The girls used them to do the first lesson "Truisms" in Reviving The Essay: How To Teach Structure Without Formula

This is our first work inspired by the very talented Gretchen Bernabei. She gives a series of exercises to help students first make a personal connection to the writing prompt, and then she strengthens their writing skills from there. The other book I'm using for MP prompts -- a reliable favorite -- is Journal Fodder 365: Daily Doses of Inspiration for the Art Addict

A truism is a universal idea, something that is true about the world or about people, regardless of who they are or where they live. I was REALLY happy with what the girls came up with:



Natalie: "Life isn't always full of happy moments."



Natalie: "There are many steps on the path to success."



Leah: "A room can tell a lot about a person."




Leah: "Christmas is nothing without someone to enjoy it with you."



Natalie: "Nobody bakes perfectly without a little practice."






Natalie: "Life isn't always a sunny day."




Leah: "In time things crumble to dust, but friendships and family stay the same."



Leah: "Some people like order; some hate it."
Leah: "Pristine can take the beauty out of nature."



Natalie: "Not everybody sells all their wares the first time."



Leah: "Size isn't universal."
Leah: "What's comfy to one could be uncomfy to the next."



Leah: "Some people look past wealth to the beauty within, while others get stuck on the money."


In the third step of the exercise, I wrote the open-ended phrase "something surprising" up on the board. They were to draw for 2 minutes the first thing that came into their minds when they heard those words. Then they were to treat their sketch like one of the pictures from the magazine, and write a truism. The girls were tickled when they found out they both drew a surprise birthday party! But they had different truisms.
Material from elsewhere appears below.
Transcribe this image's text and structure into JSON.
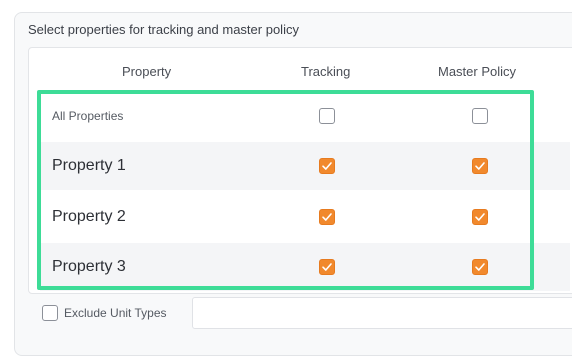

Natalie: "Not every moment spent together is a happy one."
Leah: "Life's full of surprises: some good, some bad."


By the way, I was looking back through a blog post from 2007 and realized that I've stuck some very useful teaching ideas in here, and not linked them back to the website with the appropriate grade level, so I will be going back through the previous 977 posts and tagging them with key words. EEEEK.